Let $K$ be an infinite field. Prove that the intermediate field $K(x)$ of the extension $K\leq K(x,y)$ is Galois over $K$, but is not stable relative to $K(x,y)$ and $K$.
Here stable means: if $E$ is an intermediate field of the extension $K\subset F$, $E$ is said to be stable (relative to $K$ and $F$) if every $K$-automorphism $\sigma\in Aut_KF$ maps $E$ into itself.
This question was already asked here:$K(x)$ not stable relative to $K(x,y)$ and $K$, but the problem remains unanswered. Any help is appreciated.
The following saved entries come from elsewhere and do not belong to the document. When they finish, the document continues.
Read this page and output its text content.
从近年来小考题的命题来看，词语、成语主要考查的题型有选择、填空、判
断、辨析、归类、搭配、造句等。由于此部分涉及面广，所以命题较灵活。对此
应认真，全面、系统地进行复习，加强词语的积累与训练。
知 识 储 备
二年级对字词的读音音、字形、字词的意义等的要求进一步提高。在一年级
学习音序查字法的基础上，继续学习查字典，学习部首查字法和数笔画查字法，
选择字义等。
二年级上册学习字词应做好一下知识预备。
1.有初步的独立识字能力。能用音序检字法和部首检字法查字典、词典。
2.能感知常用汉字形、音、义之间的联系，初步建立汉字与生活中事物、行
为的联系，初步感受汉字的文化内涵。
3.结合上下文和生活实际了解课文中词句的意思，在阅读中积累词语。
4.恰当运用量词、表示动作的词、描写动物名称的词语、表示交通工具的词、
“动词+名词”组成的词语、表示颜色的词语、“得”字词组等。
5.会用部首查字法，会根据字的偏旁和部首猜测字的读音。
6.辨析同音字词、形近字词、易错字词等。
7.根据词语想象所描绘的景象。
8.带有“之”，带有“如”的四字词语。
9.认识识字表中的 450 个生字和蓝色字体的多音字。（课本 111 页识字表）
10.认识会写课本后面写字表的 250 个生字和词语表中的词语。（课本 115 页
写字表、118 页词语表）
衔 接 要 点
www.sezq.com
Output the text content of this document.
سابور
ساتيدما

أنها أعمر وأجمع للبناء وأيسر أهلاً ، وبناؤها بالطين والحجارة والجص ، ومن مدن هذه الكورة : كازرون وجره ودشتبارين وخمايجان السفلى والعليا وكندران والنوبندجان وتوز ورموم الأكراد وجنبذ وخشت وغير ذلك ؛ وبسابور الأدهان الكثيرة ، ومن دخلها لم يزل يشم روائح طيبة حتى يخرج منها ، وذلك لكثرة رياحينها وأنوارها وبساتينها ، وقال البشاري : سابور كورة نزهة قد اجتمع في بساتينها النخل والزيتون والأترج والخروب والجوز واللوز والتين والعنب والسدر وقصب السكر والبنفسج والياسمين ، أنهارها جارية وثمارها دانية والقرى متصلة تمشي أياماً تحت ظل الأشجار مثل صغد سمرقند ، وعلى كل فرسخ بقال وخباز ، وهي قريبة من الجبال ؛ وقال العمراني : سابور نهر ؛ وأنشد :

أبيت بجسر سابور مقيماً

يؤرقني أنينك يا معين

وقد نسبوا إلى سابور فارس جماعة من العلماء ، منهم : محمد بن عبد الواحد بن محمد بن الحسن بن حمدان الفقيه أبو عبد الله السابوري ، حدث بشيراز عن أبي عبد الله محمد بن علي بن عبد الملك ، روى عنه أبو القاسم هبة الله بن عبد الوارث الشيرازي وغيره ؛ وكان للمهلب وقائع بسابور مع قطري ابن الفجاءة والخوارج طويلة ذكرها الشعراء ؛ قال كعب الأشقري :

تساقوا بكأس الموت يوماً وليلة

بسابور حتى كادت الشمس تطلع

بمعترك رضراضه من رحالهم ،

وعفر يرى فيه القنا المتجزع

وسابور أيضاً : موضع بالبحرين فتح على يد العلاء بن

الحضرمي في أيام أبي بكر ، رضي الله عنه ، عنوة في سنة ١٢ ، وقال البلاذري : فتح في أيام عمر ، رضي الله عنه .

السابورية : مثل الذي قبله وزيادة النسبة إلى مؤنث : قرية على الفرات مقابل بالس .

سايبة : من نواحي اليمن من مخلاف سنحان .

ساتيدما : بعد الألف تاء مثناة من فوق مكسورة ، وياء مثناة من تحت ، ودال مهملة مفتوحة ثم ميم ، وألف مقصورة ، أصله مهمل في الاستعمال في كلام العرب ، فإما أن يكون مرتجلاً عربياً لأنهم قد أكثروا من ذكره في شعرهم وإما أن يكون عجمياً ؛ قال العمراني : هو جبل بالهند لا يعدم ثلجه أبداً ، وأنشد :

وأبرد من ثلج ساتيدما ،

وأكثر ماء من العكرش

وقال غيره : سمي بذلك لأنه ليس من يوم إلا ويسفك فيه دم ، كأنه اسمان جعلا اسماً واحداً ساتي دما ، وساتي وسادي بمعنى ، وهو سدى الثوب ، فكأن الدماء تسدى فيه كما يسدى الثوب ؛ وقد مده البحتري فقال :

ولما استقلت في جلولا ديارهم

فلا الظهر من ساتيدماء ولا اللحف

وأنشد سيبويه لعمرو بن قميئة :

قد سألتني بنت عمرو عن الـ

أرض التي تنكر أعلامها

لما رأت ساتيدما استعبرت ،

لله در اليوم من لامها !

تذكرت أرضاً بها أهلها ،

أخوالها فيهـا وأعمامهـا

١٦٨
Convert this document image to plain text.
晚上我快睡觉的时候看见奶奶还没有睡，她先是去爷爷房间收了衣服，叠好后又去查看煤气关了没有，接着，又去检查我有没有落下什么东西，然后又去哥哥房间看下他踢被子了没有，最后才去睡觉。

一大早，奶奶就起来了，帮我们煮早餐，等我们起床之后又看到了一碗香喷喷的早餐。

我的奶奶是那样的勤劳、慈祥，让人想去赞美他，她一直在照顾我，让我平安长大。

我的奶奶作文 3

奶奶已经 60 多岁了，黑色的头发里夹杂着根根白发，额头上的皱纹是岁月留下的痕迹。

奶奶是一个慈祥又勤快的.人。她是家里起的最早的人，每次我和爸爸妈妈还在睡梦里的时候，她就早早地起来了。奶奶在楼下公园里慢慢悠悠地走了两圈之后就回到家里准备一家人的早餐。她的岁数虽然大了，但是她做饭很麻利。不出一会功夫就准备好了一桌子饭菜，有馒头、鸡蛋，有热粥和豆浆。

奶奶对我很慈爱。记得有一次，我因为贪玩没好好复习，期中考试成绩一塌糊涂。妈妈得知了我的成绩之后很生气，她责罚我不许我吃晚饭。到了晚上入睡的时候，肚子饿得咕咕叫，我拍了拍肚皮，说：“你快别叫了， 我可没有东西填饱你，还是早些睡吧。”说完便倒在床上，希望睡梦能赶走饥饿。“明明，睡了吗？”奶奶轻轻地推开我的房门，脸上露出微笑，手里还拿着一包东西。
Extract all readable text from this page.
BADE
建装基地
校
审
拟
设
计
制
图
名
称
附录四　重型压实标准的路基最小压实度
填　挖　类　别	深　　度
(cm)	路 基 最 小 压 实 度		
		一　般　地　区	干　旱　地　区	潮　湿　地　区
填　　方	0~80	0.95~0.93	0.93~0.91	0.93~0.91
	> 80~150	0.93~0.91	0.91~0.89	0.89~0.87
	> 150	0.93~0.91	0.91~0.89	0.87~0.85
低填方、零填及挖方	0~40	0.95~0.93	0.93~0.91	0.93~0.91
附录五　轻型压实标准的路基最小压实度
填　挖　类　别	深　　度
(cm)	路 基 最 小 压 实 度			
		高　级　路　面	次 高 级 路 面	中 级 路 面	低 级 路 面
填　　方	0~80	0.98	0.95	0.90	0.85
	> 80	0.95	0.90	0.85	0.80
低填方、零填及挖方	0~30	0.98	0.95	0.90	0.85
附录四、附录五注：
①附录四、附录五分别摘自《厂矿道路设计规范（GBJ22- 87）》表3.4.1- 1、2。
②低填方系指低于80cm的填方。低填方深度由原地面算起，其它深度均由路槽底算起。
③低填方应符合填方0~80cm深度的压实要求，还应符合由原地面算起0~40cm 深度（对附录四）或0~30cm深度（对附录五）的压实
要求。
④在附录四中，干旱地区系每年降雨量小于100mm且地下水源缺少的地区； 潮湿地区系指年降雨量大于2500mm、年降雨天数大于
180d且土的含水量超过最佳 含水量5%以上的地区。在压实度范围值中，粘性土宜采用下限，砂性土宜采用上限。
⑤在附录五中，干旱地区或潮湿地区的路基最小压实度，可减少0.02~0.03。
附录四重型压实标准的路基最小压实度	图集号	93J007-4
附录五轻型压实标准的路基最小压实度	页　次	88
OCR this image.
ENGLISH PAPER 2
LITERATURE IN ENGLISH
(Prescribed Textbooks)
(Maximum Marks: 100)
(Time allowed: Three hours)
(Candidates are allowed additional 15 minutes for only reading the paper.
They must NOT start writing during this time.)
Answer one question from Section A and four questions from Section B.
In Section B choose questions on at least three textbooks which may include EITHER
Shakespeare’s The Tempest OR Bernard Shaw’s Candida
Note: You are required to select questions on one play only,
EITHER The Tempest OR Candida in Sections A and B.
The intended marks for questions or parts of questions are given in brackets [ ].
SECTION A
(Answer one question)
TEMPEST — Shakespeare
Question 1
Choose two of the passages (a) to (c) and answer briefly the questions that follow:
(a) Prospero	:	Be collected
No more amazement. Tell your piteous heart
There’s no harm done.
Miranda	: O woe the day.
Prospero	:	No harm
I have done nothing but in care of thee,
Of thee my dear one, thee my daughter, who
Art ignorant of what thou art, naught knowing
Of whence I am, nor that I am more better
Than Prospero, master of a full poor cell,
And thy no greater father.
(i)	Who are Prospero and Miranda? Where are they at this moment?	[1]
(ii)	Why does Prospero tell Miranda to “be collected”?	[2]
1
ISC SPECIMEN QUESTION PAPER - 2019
We need $\sigma \in \mathrm{Aut}_K K(x,y)$. To specify a $\sigma$ it suffices to specify the images of $1$, $x$, and $y$. Try $$ \sigma : \begin{Bmatrix} 1 \mapsto 1 \\ x \mapsto y \\ y \mapsto x \end{Bmatrix} \text{.} $$ (Of course, we already know $$(K(x))(y) = K(x,y) \cong K(y,x) = (K(y))(x) \text{,} $$ so there should be o surprises showing this $\sigma$ is an automorphism fixing $K$ pointwise.) $K(x)$ is not mapped into $K(x)$. In fact, $\sigma(K(x)) \cap K(x) = K$ but $\sigma(x) = y \not \in K(x)$.